Will North Korea present a completely new nuclear negotiating strategy during a visit to Pyeongyang by China’s top legislator, Wu Bangguo? Before we make any hasty predictions, we must analyze carefully the statement by North Korea’s foreign ministry last month saying, “The United States must come forward to adopt a reciprocal nonaggression pact.” The announcement by the foreign ministry’s spokesman included what North Korea said were the reasons that Washington refused such a treaty: “The United States is worried that if it signs such a treaty with North Korea it would be annulling its mutual defense treaty with South Korea, which has designated the North as its ‘main enemy.’” The annulment of the mutual defense treaty between South Korea and the United States would lead directly to the withdrawal of the U.S. troops in South Korea.” What must be pointed out here, however, is that the U.S. position that North Korea is explaining was actually its own position.
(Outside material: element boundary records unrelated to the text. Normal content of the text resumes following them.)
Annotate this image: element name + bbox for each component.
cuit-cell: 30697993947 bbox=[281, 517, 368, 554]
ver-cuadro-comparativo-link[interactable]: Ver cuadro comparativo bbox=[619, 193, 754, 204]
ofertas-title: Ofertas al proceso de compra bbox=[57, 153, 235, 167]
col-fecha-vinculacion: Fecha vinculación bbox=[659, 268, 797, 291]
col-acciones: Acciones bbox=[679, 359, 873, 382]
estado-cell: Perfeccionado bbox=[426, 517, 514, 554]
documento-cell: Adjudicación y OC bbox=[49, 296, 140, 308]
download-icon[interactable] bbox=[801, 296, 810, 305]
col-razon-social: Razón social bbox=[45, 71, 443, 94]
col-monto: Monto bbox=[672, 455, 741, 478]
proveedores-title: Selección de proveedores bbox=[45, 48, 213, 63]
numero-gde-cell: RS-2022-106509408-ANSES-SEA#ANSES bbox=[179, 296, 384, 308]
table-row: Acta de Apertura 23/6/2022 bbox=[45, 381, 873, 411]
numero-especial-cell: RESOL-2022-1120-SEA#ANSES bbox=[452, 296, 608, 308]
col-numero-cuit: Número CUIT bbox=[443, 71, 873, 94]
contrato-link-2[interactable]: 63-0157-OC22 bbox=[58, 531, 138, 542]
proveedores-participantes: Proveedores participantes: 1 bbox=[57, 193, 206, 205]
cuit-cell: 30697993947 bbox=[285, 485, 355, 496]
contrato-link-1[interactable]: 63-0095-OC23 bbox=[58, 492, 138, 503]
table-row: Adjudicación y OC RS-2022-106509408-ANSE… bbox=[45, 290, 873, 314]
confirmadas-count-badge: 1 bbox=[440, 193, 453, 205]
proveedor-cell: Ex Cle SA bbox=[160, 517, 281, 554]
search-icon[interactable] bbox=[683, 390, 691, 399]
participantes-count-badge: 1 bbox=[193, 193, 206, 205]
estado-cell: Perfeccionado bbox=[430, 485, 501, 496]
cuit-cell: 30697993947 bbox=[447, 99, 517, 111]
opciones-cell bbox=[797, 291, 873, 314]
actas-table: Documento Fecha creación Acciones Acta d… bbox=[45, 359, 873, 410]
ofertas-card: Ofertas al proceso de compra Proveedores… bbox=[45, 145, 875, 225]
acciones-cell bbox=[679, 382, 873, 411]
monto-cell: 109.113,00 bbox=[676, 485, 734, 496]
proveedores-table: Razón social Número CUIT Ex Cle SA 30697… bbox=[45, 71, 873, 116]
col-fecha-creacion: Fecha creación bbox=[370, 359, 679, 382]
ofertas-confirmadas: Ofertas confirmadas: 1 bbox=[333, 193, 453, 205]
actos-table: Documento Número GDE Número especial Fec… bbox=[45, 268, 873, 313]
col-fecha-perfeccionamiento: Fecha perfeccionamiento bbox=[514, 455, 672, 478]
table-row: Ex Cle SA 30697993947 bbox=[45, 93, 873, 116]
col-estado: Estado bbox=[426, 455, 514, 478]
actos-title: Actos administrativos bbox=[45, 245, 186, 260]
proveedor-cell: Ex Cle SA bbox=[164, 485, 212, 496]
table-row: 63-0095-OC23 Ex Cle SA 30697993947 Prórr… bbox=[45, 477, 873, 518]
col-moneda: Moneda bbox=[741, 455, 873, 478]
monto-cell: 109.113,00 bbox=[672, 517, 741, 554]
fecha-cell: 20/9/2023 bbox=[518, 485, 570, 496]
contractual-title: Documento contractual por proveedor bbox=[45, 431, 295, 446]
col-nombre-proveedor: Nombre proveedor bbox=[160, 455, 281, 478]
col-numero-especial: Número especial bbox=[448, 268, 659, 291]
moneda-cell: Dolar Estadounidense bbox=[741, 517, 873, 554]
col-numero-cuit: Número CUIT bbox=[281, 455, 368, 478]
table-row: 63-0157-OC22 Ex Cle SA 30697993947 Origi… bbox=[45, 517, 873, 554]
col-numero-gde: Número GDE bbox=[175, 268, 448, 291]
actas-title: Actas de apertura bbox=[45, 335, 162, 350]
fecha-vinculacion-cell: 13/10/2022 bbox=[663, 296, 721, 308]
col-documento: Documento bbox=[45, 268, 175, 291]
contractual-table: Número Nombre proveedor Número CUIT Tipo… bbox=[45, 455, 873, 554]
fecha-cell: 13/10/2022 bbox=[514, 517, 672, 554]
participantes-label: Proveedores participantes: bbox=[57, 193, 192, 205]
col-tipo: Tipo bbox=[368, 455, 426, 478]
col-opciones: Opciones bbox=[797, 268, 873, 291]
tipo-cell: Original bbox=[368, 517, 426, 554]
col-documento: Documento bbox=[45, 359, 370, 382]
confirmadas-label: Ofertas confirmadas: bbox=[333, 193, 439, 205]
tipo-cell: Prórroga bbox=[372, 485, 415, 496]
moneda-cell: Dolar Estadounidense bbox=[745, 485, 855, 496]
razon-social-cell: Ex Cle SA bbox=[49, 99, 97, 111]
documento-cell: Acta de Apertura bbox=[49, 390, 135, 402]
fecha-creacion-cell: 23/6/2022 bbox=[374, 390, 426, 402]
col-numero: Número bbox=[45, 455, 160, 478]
The spokesman concluded his announcement with the following words, “The longer the United States holds on to this anachronistic treaty and remains obsessed with stationing its troops in South Korea permanently, the further the solution to the issue of peace and stability on the Korean Peninsula and the surrounding region will stray.”
What has changed in one month is that the United States uses the expression “security guarantee;” what has not is that the North Koreans still insist on the term “nonaggression.” By “nonaggression,” North Korea means the annulment of the U.S.-Korea Mutual Defense Treaty and the withdrawal of U.S. troops from Korea.
What has changed is that North Korea has dropped the words “reciprocal” and “treaty.” The North Korean spokesman said it was too early to talk about the six-way negotiations but the North Korean’s selection of words tells us that they are keeping the doors open to six-way talks. But North Korea will still demand a guarantee of “nonaggression” as the core of its comprehensive solution package. The United States, with its deep-rooted distrust of the North Korean leadership, would insist on North Korea getting rid of its nuclear capabilities first. Should the negotiations fall through, North Korea would once again openly threaten to go nuclear and the United States would speed up its proliferation security initiative. We must consider carefully what efforts will get us through this crisis and lead to a nuclear agreement in Beijing.
Despite the new signs of compromise, the solution to North Korea’s nuclear issue is still far from easy, so prospects for an improved international poltical environment for our economy are unclear. We must concentrate on solving our labor-management problem, which we can do ourselves. This is not the time to have leisurely fights over votes of confidence and campaign funds. All politicians, including the president, should sincerely apologize to the people and start solving problems, not creating them.

* The writer is a professor of international relations at Seoul National University. Translation by the JoongAng Daily staff.